Correlation Between Polar Capital and JPMorgan Emerging
Can any of the company-specific risk be diversified away by investing in both Polar Capital and JPMorgan Emerging at the same time? Although using a correlation coefficient on its own may not help to predict future stock returns, this module helps to understand the diversifiable risk of combining Polar Capital and JPMorgan Emerging into the same portfolio, which is an essential part of the fundamental portfolio management process.
By analyzing existing cross correlation between Polar Capital Technology and JPMorgan Emerging Markets, you can compare the effects of market volatilities on Polar Capital and JPMorgan Emerging and check how they will diversify away market risk if combined in the same portfolio for a given time horizon. You can also utilize pair trading strategies of matching a long position in Polar Capital with a short position of JPMorgan Emerging. Check out your portfolio center. Please also check ongoing floating volatility patterns of Polar Capital and JPMorgan Emerging.
Diversification Opportunities for Polar Capital and JPMorgan Emerging
0.69 | Correlation Coefficient |
Poor diversification
The 3 months correlation between Polar and JPMorgan is 0.69. Overlapping area represents the amount of risk that can be diversified away by holding Polar Capital Technology and JPMorgan Emerging Markets in the same portfolio, assuming nothing else is changed. The correlation between historical prices or returns on JPMorgan Emerging Markets and Polar Capital is a relative statistical measure of the degree to which these equity instruments tend to move together. The correlation coefficient measures the extent to which returns on Polar Capital Technology are associated (or correlated) with JPMorgan Emerging. Values of the correlation coefficient range from -1 to +1, where. The correlation of zero (0) is possible when the price movement of JPMorgan Emerging Markets has no effect on the direction of Polar Capital i.e., Polar Capital and JPMorgan Emerging go up and down completely randomly.
Pair Corralation between Polar Capital and JPMorgan Emerging
Assuming the 90 days trading horizon Polar Capital Technology is expected to generate 1.62 times more return on investment than JPMorgan Emerging. However, Polar Capital is 1.62 times more volatile than JPMorgan Emerging Markets. It trades about 0.07 of its potential returns per unit of risk. JPMorgan Emerging Markets is currently generating about 0.1 per unit of risk. If you would invest 35,450 in Polar Capital Technology on November 2, 2024 and sell it today you would earn a total of 950.00 from holding Polar Capital Technology or generate 2.68% return on investment over 90 days.
Time Period | 3 Months [change] |
Direction | Moves Together |
Strength | Significant |
Accuracy | 100.0% |
Values | Daily Returns |
Polar Capital Technology vs. JPMorgan Emerging Markets
Performance |
Timeline |
Polar Capital Technology |
JPMorgan Emerging Markets |
Polar Capital and JPMorgan Emerging Volatility Contrast
Predicted Return Density |
Returns |
Pair Trading with Polar Capital and JPMorgan Emerging
The main advantage of trading using opposite Polar Capital and JPMorgan Emerging positions is that it hedges away some unsystematic risk.
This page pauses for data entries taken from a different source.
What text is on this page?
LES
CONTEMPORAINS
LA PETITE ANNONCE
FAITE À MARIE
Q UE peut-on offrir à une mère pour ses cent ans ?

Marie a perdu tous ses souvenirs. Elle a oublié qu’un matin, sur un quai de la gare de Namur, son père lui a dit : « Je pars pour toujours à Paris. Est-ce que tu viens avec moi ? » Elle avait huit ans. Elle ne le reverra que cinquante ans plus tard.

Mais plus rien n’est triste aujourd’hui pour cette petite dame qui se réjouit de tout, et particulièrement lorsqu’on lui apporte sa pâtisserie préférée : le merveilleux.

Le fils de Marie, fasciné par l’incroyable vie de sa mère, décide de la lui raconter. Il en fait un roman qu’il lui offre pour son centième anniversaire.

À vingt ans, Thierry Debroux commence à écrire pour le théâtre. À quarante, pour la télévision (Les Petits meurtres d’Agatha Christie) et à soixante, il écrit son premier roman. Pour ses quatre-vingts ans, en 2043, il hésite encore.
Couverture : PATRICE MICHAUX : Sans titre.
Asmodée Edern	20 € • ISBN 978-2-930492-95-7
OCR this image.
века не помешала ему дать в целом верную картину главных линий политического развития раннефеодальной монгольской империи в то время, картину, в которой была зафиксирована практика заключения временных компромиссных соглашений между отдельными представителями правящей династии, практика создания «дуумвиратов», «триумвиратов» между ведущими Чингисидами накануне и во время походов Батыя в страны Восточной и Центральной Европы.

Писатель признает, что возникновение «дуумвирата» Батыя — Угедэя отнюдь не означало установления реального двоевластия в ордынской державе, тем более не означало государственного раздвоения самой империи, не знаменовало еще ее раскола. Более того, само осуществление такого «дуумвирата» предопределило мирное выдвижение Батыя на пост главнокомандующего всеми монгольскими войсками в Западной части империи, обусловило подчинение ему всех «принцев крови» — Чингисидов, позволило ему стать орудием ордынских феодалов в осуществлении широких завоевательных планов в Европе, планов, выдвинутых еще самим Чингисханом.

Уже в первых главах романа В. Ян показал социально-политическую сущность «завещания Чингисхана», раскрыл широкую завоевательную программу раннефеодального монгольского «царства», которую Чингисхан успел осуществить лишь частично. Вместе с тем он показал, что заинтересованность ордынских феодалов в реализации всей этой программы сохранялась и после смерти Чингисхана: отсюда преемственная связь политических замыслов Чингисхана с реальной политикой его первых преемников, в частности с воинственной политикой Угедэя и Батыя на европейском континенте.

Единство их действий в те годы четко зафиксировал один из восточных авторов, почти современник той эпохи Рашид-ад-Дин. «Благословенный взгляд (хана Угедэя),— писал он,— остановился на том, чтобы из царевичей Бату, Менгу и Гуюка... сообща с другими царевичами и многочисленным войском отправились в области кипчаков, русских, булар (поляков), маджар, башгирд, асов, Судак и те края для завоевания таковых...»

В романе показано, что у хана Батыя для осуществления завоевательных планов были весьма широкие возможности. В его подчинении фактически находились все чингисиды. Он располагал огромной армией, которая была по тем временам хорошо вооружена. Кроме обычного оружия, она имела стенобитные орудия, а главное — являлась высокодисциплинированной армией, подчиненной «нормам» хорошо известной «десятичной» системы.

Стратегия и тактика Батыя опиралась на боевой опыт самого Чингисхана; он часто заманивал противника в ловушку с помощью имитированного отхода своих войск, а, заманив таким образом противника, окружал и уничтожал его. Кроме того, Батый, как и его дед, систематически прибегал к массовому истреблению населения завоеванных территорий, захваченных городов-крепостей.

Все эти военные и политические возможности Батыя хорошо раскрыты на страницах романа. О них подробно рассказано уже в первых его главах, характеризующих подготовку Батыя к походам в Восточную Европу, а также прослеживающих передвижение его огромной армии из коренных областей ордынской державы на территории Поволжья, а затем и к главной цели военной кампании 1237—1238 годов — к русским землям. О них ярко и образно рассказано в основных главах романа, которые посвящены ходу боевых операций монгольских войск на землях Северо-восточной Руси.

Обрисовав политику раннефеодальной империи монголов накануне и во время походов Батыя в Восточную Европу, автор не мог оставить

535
Because of two separate transactions, even if Polar Capital position performs unexpectedly, JPMorgan Emerging can make up some of the losses. Pair trading also minimizes risk from directional movements in the market. For example, if an entire industry or sector drops because of unexpected headlines, the short position in JPMorgan Emerging will offset losses from the drop in JPMorgan Emerging's long position.Polar Capital vs. Endeavour Mining Corp | Polar Capital vs. Jacquet Metal Service | Polar Capital vs. Tyson Foods Cl | Polar Capital vs. Tatton Asset Management |
JPMorgan Emerging vs. Hilton Food Group | JPMorgan Emerging vs. United Utilities Group | JPMorgan Emerging vs. Aeorema Communications Plc | JPMorgan Emerging vs. Zegona Communications Plc |
Check out your portfolio center.Note that this page's information should be used as a complementary analysis to find the right mix of equity instruments to add to your existing portfolios or create a brand new portfolio. You can also try the Equity Search module to search for actively traded equities including funds and ETFs from over 30 global markets.